I just bought a brushcutter from a farm. I'm going to guess it'd be a 70's or 80's one as it has a thumb throttle instead of the plastic trigger. For the model I can see FS then the number is rubbed off and it looks like AV was at the end. It says electronic below that. It appears to be mostly metal including the gas tank Air filter is square not round so it looks like I may luck out and have the Walboro carb but other than that my research is coming up empty. None of the manuals on the stihl site look like what I have. I'll try to post a pic or two here. Any ideas?
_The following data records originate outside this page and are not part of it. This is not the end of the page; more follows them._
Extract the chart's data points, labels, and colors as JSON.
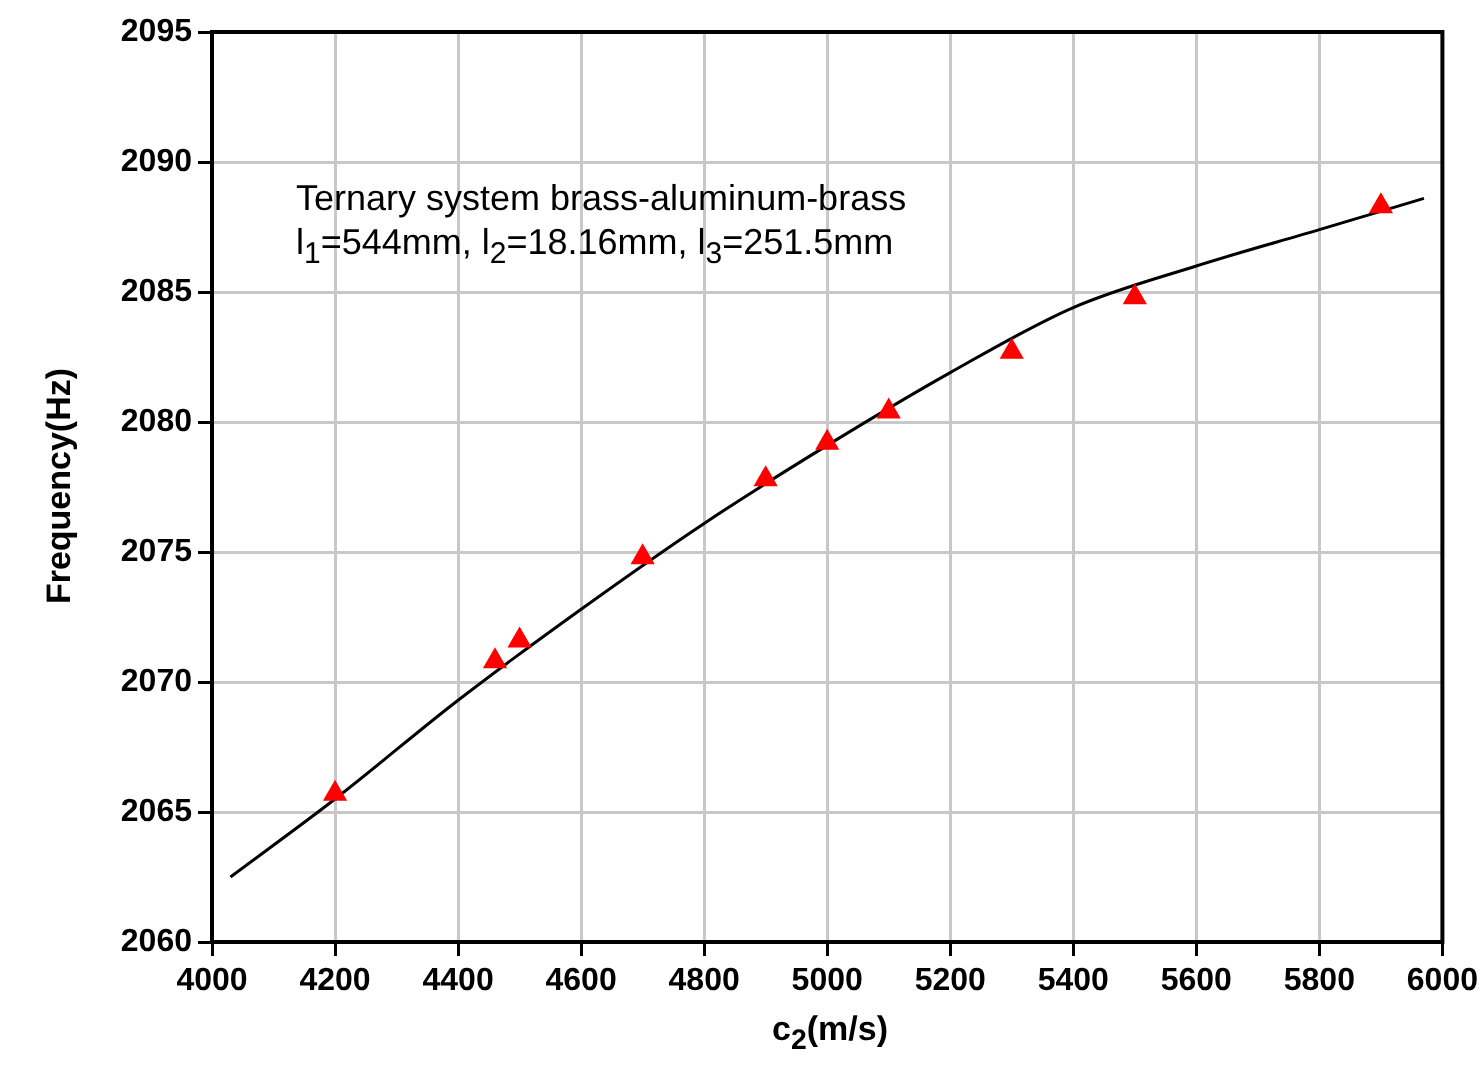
{
  "chart_data": {
    "type": "scatter",
    "xlabel": "c$_{2}$(m/s)",
    "ylabel": "Frequency(Hz)",
    "annotations": [
      "Ternary system brass-aluminum-brass",
      "l$_{1}$=544mm, l$_{2}$=18.16mm, l$_{3}$=251.5mm"
    ],
    "xlim": [
      4000,
      6000
    ],
    "xticks": [
      4000,
      4200,
      4400,
      4600,
      4800,
      5000,
      5200,
      5400,
      5600,
      5800,
      6000
    ],
    "ylim": [
      2060,
      2095
    ],
    "yticks": [
      2060,
      2065,
      2070,
      2075,
      2080,
      2085,
      2090,
      2095
    ],
    "grid": true,
    "legend": false,
    "series": [
      {
        "type": "scatter",
        "color": "#ff0000",
        "marker": "triangle",
        "x": [
          4200,
          4460,
          4500,
          4700,
          4900,
          5000,
          5100,
          5300,
          5500,
          5900
        ],
        "values": [
          2065.7,
          2070.8,
          2071.6,
          2074.8,
          2077.8,
          2079.2,
          2080.4,
          2082.7,
          2084.8,
          2088.3
        ]
      },
      {
        "type": "line",
        "color": "#000000",
        "marker": "none",
        "line_style": "solid",
        "x": [
          4030,
          4200,
          4400,
          4600,
          4800,
          5000,
          5200,
          5400,
          5600,
          5800,
          5970
        ],
        "values": [
          2062.5,
          2065.5,
          2069.3,
          2072.8,
          2076.1,
          2079.1,
          2081.9,
          2084.4,
          2086.0,
          2087.4,
          2088.6
        ]
      }
    ]
  }
}
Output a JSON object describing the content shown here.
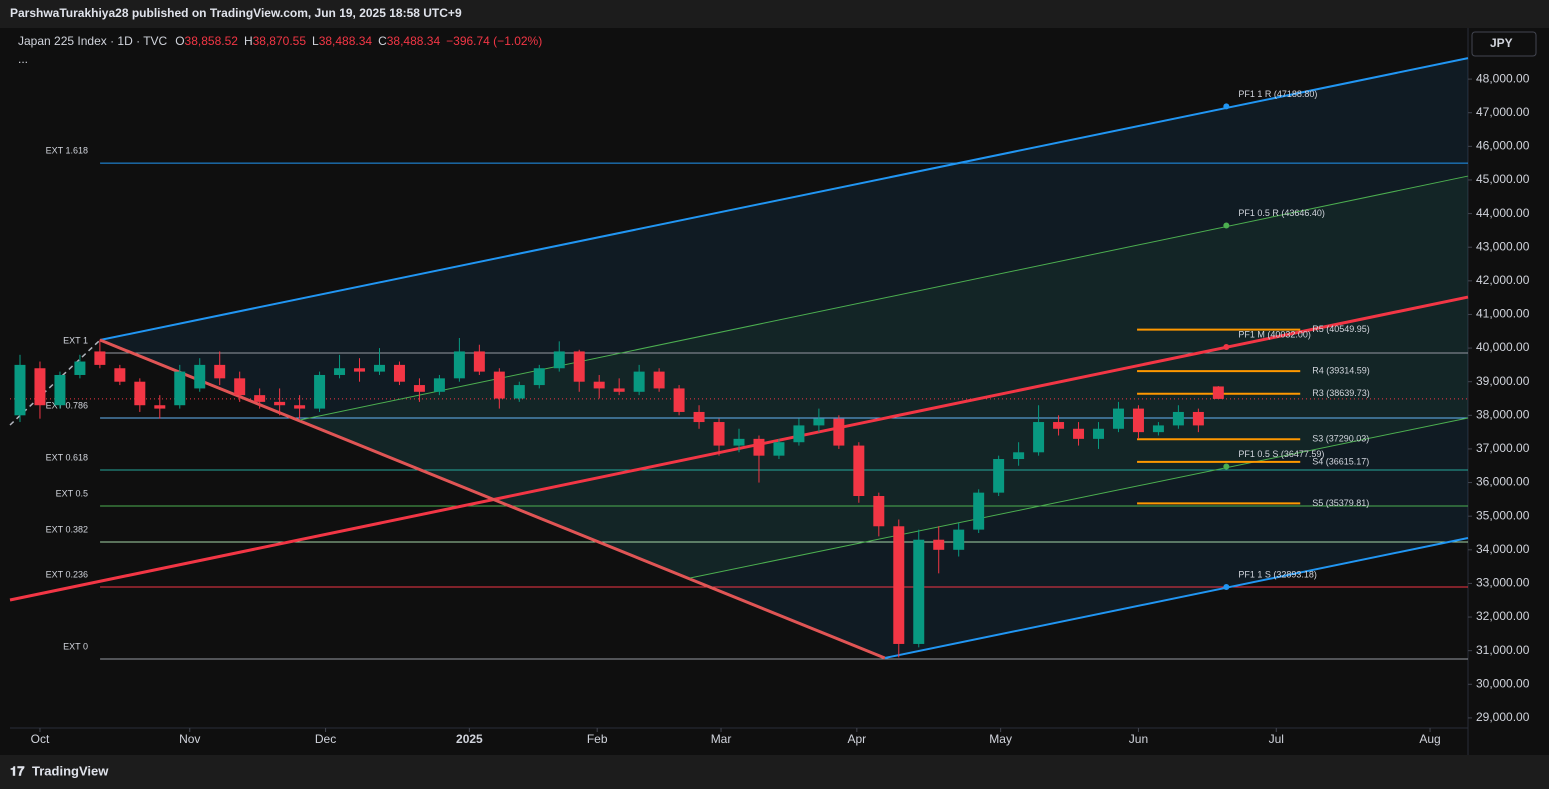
{
  "header": {
    "publisher": "ParshwaTurakhiya28 published on TradingView.com, Jun 19, 2025 18:58 UTC+9"
  },
  "chart_data": {
    "type": "candlestick",
    "symbol": "Japan 225 Index · 1D · TVC",
    "legend": [
      {
        "key": "O",
        "value": "38,858.52"
      },
      {
        "key": "H",
        "value": "38,870.55"
      },
      {
        "key": "L",
        "value": "38,488.34"
      },
      {
        "key": "C",
        "value": "38,488.34"
      }
    ],
    "change": "−396.74 (−1.02%)",
    "more": "...",
    "currency": "JPY",
    "colors": {
      "up": "#089981",
      "down": "#f23645"
    },
    "ohlc": [
      [
        38000,
        39800,
        37800,
        39500
      ],
      [
        39400,
        39600,
        37900,
        38300
      ],
      [
        38300,
        39300,
        38200,
        39200
      ],
      [
        39200,
        39800,
        39100,
        39600
      ],
      [
        39900,
        40250,
        39400,
        39500
      ],
      [
        39400,
        39500,
        38900,
        39000
      ],
      [
        39000,
        39100,
        38100,
        38300
      ],
      [
        38300,
        38600,
        37900,
        38200
      ],
      [
        38300,
        39500,
        38200,
        39300
      ],
      [
        38800,
        39700,
        38700,
        39500
      ],
      [
        39500,
        39900,
        38900,
        39100
      ],
      [
        39100,
        39300,
        38400,
        38600
      ],
      [
        38600,
        38800,
        38200,
        38400
      ],
      [
        38400,
        38800,
        38000,
        38300
      ],
      [
        38300,
        38600,
        37900,
        38200
      ],
      [
        38200,
        39300,
        38100,
        39200
      ],
      [
        39200,
        39800,
        39100,
        39400
      ],
      [
        39400,
        39700,
        39000,
        39300
      ],
      [
        39300,
        40000,
        39200,
        39500
      ],
      [
        39500,
        39600,
        38900,
        39000
      ],
      [
        38900,
        39100,
        38400,
        38700
      ],
      [
        38700,
        39200,
        38600,
        39100
      ],
      [
        39100,
        40300,
        39000,
        39900
      ],
      [
        39900,
        40100,
        39200,
        39300
      ],
      [
        39300,
        39400,
        38200,
        38500
      ],
      [
        38500,
        39000,
        38400,
        38900
      ],
      [
        38900,
        39500,
        38800,
        39400
      ],
      [
        39400,
        40200,
        39300,
        39900
      ],
      [
        39900,
        39950,
        38700,
        39000
      ],
      [
        39000,
        39200,
        38500,
        38800
      ],
      [
        38800,
        39100,
        38600,
        38700
      ],
      [
        38700,
        39500,
        38600,
        39300
      ],
      [
        39300,
        39400,
        38700,
        38800
      ],
      [
        38800,
        38900,
        38000,
        38100
      ],
      [
        38100,
        38300,
        37600,
        37800
      ],
      [
        37800,
        37900,
        36800,
        37100
      ],
      [
        37100,
        37600,
        36900,
        37300
      ],
      [
        37300,
        37400,
        36000,
        36800
      ],
      [
        36800,
        37300,
        36700,
        37200
      ],
      [
        37200,
        37900,
        37100,
        37700
      ],
      [
        37700,
        38200,
        37500,
        37900
      ],
      [
        37900,
        38000,
        37000,
        37100
      ],
      [
        37100,
        37200,
        35400,
        35600
      ],
      [
        35600,
        35700,
        34400,
        34700
      ],
      [
        34700,
        34900,
        30800,
        31200
      ],
      [
        31200,
        34600,
        31100,
        34300
      ],
      [
        34300,
        34700,
        33300,
        34000
      ],
      [
        34000,
        34800,
        33800,
        34600
      ],
      [
        34600,
        35800,
        34500,
        35700
      ],
      [
        35700,
        36800,
        35600,
        36700
      ],
      [
        36700,
        37200,
        36500,
        36900
      ],
      [
        36900,
        38300,
        36800,
        37800
      ],
      [
        37800,
        38000,
        37400,
        37600
      ],
      [
        37600,
        37800,
        37100,
        37300
      ],
      [
        37300,
        37800,
        37000,
        37600
      ],
      [
        37600,
        38400,
        37500,
        38200
      ],
      [
        38200,
        38300,
        37300,
        37500
      ],
      [
        37500,
        37800,
        37400,
        37700
      ],
      [
        37700,
        38300,
        37600,
        38100
      ],
      [
        38100,
        38200,
        37500,
        37700
      ],
      [
        38858.52,
        38870.55,
        38488.34,
        38488.34
      ]
    ],
    "last_price": 38488.34,
    "xlim": [
      0,
      73
    ],
    "xticks": [
      {
        "value": 1.5,
        "label": "Oct"
      },
      {
        "value": 9.0,
        "label": "Nov"
      },
      {
        "value": 15.8,
        "label": "Dec"
      },
      {
        "value": 23.0,
        "label": "2025"
      },
      {
        "value": 29.4,
        "label": "Feb"
      },
      {
        "value": 35.6,
        "label": "Mar"
      },
      {
        "value": 42.4,
        "label": "Apr"
      },
      {
        "value": 49.6,
        "label": "May"
      },
      {
        "value": 56.5,
        "label": "Jun"
      },
      {
        "value": 63.4,
        "label": "Jul"
      },
      {
        "value": 71.1,
        "label": "Aug"
      }
    ],
    "ylim": [
      28700,
      49520
    ],
    "yticks": [
      {
        "value": 29000,
        "label": "29,000.00"
      },
      {
        "value": 30000,
        "label": "30,000.00"
      },
      {
        "value": 31000,
        "label": "31,000.00"
      },
      {
        "value": 32000,
        "label": "32,000.00"
      },
      {
        "value": 33000,
        "label": "33,000.00"
      },
      {
        "value": 34000,
        "label": "34,000.00"
      },
      {
        "value": 35000,
        "label": "35,000.00"
      },
      {
        "value": 36000,
        "label": "36,000.00"
      },
      {
        "value": 37000,
        "label": "37,000.00"
      },
      {
        "value": 38000,
        "label": "38,000.00"
      },
      {
        "value": 39000,
        "label": "39,000.00"
      },
      {
        "value": 40000,
        "label": "40,000.00"
      },
      {
        "value": 41000,
        "label": "41,000.00"
      },
      {
        "value": 42000,
        "label": "42,000.00"
      },
      {
        "value": 43000,
        "label": "43,000.00"
      },
      {
        "value": 44000,
        "label": "44,000.00"
      },
      {
        "value": 45000,
        "label": "45,000.00"
      },
      {
        "value": 46000,
        "label": "46,000.00"
      },
      {
        "value": 47000,
        "label": "47,000.00"
      },
      {
        "value": 48000,
        "label": "48,000.00"
      }
    ],
    "lines": [
      {
        "color": "#2196f3",
        "width": 2,
        "x": [
          4.51,
          73
        ],
        "y": [
          40240,
          48624
        ]
      },
      {
        "color": "#2196f3",
        "width": 2,
        "x": [
          43.8,
          73
        ],
        "y": [
          30783,
          34351
        ]
      },
      {
        "color": "#f23645",
        "width": 3,
        "x": [
          0,
          73
        ],
        "y": [
          32508,
          41518
        ]
      },
      {
        "color": "#e05555",
        "width": 3,
        "x": [
          4.51,
          43.8
        ],
        "y": [
          40240,
          30783
        ]
      },
      {
        "color": "#4caf50",
        "width": 1,
        "x": [
          14.52,
          73
        ],
        "y": [
          37860,
          45116
        ]
      },
      {
        "color": "#4caf50",
        "width": 1,
        "x": [
          34.05,
          73
        ],
        "y": [
          33162,
          37920
        ]
      },
      {
        "color": "#b2b5be",
        "width": 1.5,
        "dash": true,
        "x": [
          0,
          4.51
        ],
        "y": [
          37712,
          40240
        ]
      }
    ],
    "levels_from": 4.51,
    "levels": [
      {
        "label": "EXT 1.618",
        "value": 45502,
        "color": "#2196f3"
      },
      {
        "label": "EXT 1",
        "value": 39853,
        "color": "#9598a1"
      },
      {
        "label": "EXT 0.786",
        "value": 37920,
        "color": "#64b5f6"
      },
      {
        "label": "EXT 0.618",
        "value": 36374,
        "color": "#26a69a"
      },
      {
        "label": "EXT 0.5",
        "value": 35303,
        "color": "#4caf50"
      },
      {
        "label": "EXT 0.382",
        "value": 34233,
        "color": "#a5d6a7"
      },
      {
        "label": "EXT 0.236",
        "value": 32895,
        "color": "#f23645"
      },
      {
        "label": "EXT 0",
        "value": 30754,
        "color": "#9598a1"
      }
    ],
    "pivots_x": [
      56.43,
      64.6
    ],
    "pivots": [
      {
        "label": "R5 (40549.95)",
        "value": 40549.95
      },
      {
        "label": "R4 (39314.59)",
        "value": 39314.59
      },
      {
        "label": "R3 (38639.73)",
        "value": 38639.73
      },
      {
        "label": "S3 (37290.03)",
        "value": 37290.03
      },
      {
        "label": "S4 (36615.17)",
        "value": 36615.17
      },
      {
        "label": "S5 (35379.81)",
        "value": 35379.81
      }
    ],
    "pivot_color": "#ff9800",
    "pitchfork_points": [
      {
        "label": "PF1 1 R (47188.80)",
        "x": 60.9,
        "value": 47188.8,
        "color": "#2196f3"
      },
      {
        "label": "PF1 0.5 R (43646.40)",
        "x": 60.9,
        "value": 43646.4,
        "color": "#4caf50"
      },
      {
        "label": "PF1 M (40032.00)",
        "x": 60.9,
        "value": 40032,
        "color": "#f23645"
      },
      {
        "label": "PF1 0.5 S (36477.59)",
        "x": 60.9,
        "value": 36477.59,
        "color": "#4caf50"
      },
      {
        "label": "PF1 1 S (32893.18)",
        "x": 60.9,
        "value": 32893.18,
        "color": "#2196f3"
      }
    ]
  },
  "footer": {
    "brand": "TradingView"
  }
}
Thanks for the help!

Ben


----------



## Kfd518 (Jun 21, 2018)

Looks very similar to an 041 power head

Stihl fs410 av electronic


----------



## sawfun (Jun 21, 2018)

That would be REALLY cool with an 041 super powerhead.


----------



## bowtechmadman (Jun 21, 2018)

FS410AV is the model I'm guessing...so I'd guess that is exactly what the power head is...041. Very cool!
https://www.bing.com/images/search?...ndex=1&qpvt=stihl+041+brush+cutter&ajaxhist=0


----------



## BenBH (Jun 21, 2018)

Looks like we found it! Thanks to all for the help. Nothing that looked like it had been popping up in normal searches. You had to know what you were looking at and search that specific model for it to pop up. I'll be getting a new plug and throwing some premix in it to see if it'll fire. At 50 bucks I figured I couldn't go wrong here. May be buying some brush/wooded land soon so should come in handy for the 10 minutes my soft body will be able to hold it for


----------



## bowtechmadman (Jun 21, 2018)

Most likely will need to replace the fuel lines and rebuild carb if it hasn't run in a long time.


----------



## BenBH (Jun 25, 2018)

After two pulls it's only at 90psi. After a few more it creeps to 120 so I think it's tear down time. I posted another thread but no responses yet on pistons. Meteor or Epsilan (sp?) don't appear to be readily available so not sure what brand to go with at this point if it needs a piston. If i'm lucky it'll just be a ring job (i'm not normally lucky). Obviously it'll make sense to just do a whole new gasket set. How stout are the crank seals on these things? Worth attacking as long as it's apart or skip em? Never worked on a horizontal cylinder setup before and it looks like it'll be more difficult to take apart. No youtube videos of anything either that I could find so this ought to be interesting.


----------